Every infant who received the 187.5 mcg of mercury that was in the vaccines in the '90's was mercury poisoned. As that overload of mercury circulated throughout those tiny bodies, tissue was damaged. That is what mercury does, it cauterizes cells and can cause mutations. Genetics combined with whichever of the seven organ systems was damaged, dictated the outcome of that child's health - juvenile diabetes, juvenile arthritis, asthma, allergies, ear infections, cancer, tumors, primary immune deficiency disorder, learning disorders, ADD, ADHD, ODD, OCD, tourettes, seizures, SIDS, autism, MS, Lupus, SBS, and the list goes on. NO ONE ESCAPED; it's just that some disorders are more apparent than others. No one who followed the '90's vaccine protocol has the child that was knit in the womb. And now that I've been studying the developing fetus and the th1 and th2 factor of the immune system, with or without thimerosal, 22 concoctions via 16 injections by six months of age, damages the health of the infant.

Jagannath Chatterjee

The medical community believes that vaccines eradicated epidemics because the graphs say so. But the graphs also show that as the vaccines increased so did the number of chronic autoimmune disorders. They have to believe that too, that vaccines have, by suppressing acute childhood illnesses and tinkering with the immune system, merely traded acute illnesses with very dangerous autoimmune illnesses. Whereas the graphs show epidemics receding before the vaccines were introduced, they don't show the rate of chronic disorders increasing before vaccines were introduced. As people become educated and aware the vaccination process will come to an end. And then this very community will say, "Vaccines are dangerous, we had told you so !!". Just as they now link lifestyle with disease. Earlier they said, "Go ahead and do anything and everything you want, we are there with antibiotics to save you." Those who vaccinate are doing so at their own risk.

Thomas Wiegold

As a reporter covering the military, I need to have the same vaccination status as soldiers do. And travelling outside the comfortable, sanitized areas of Western Europe a lot, I'm thankful for the proctection vaccines can give me. Although my certificate of vaccination booklet has almost no blank space left, I experienced no side effects. On the contrary, I'm glad new developments in medical research have improved the quality as well as the spectrum of vaccines, as with the rather new Dukoral against cholera. So, my advice is: get any vaccination money can buy.

MaryAnna

Thomas,

How do you know you'll never get anything from all those vaccines? My mother died of ALS that has been loosely tied to a vaccine she got in the 70s, yet she didn't die till almost 25 years later. You don't know.
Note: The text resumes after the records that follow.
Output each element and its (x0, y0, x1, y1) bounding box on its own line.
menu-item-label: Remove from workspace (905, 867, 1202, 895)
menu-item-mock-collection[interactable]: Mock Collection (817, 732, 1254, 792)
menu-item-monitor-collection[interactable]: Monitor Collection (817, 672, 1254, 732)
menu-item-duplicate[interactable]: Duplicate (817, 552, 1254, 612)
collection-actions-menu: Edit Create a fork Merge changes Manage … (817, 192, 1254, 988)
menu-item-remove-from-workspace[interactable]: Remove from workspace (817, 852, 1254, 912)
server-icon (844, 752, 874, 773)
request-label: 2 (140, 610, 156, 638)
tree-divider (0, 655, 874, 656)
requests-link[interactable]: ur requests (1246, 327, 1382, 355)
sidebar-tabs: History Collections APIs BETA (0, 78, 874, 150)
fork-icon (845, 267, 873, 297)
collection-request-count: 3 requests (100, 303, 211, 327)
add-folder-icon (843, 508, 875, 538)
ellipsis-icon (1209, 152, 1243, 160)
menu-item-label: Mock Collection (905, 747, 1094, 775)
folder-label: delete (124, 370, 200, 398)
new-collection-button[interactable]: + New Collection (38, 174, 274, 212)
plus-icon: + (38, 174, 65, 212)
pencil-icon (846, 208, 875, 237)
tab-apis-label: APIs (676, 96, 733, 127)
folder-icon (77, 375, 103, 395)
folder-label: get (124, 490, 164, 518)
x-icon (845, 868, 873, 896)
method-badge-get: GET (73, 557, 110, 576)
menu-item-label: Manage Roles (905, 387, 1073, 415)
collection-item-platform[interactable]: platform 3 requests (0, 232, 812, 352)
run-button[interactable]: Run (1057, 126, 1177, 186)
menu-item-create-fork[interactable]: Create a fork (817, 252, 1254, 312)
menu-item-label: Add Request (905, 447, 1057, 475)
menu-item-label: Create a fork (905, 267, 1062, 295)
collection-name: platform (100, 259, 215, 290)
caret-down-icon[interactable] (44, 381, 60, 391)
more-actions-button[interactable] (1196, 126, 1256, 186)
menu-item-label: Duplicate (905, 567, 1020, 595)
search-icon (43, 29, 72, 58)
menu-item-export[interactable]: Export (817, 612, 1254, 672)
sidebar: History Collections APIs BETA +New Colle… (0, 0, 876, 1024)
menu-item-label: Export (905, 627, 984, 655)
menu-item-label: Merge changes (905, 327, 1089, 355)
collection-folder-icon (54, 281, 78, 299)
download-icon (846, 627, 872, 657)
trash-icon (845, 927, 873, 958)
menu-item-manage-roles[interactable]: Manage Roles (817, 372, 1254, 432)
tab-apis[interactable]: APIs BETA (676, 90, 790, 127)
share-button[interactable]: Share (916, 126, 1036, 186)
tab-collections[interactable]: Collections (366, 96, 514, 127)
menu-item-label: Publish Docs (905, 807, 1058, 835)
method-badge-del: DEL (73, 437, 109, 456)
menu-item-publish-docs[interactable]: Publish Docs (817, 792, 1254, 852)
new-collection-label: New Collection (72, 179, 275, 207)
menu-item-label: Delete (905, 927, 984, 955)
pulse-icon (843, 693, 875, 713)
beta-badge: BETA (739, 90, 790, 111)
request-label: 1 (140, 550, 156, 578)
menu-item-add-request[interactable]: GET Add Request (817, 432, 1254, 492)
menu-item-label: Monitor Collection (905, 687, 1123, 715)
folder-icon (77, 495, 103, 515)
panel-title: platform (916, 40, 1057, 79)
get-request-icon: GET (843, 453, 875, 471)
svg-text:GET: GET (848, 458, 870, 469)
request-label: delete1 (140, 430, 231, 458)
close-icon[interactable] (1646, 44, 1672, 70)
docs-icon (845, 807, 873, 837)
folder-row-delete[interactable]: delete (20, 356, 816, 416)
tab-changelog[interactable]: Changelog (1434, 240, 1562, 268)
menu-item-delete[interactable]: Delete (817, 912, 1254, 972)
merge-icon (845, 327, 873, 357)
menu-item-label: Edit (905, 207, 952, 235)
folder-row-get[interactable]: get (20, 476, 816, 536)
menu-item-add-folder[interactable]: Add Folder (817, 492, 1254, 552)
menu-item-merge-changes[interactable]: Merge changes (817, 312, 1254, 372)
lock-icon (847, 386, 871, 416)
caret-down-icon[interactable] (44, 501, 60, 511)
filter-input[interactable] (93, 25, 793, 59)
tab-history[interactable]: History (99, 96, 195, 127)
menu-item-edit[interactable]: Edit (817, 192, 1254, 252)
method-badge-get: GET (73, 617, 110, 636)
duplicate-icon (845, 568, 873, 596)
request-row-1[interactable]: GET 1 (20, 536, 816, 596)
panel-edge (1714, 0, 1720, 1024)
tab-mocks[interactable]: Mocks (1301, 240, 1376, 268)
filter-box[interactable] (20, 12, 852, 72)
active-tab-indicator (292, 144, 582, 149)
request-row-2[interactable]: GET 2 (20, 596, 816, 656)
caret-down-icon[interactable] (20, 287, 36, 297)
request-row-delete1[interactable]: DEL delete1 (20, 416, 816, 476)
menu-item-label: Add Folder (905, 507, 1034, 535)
Also, most people are debating the safety of 26 injections given to babies before they are 2-years-old, not given to adult men about to embark on a tour of the world. Get real. Your body is much better equipped to deal with toxins than a babies. Anyone would know that.

As to the vaccines, it's a tough choice for parents. We've been indoctrinated for so long it's a hard habit to shake. My daughter had a reaction to her 1-year-old vaccines and now has Juvenile Arthritis. She is 7 today, and deals with it, but why should she have to go through that? To miss out on Measles? A childhood illness that affected a lot less number of kids than the vaccine injured kids today.

It's a tough debate that has passionate people on both sides, the Injured side and the Non-injured side!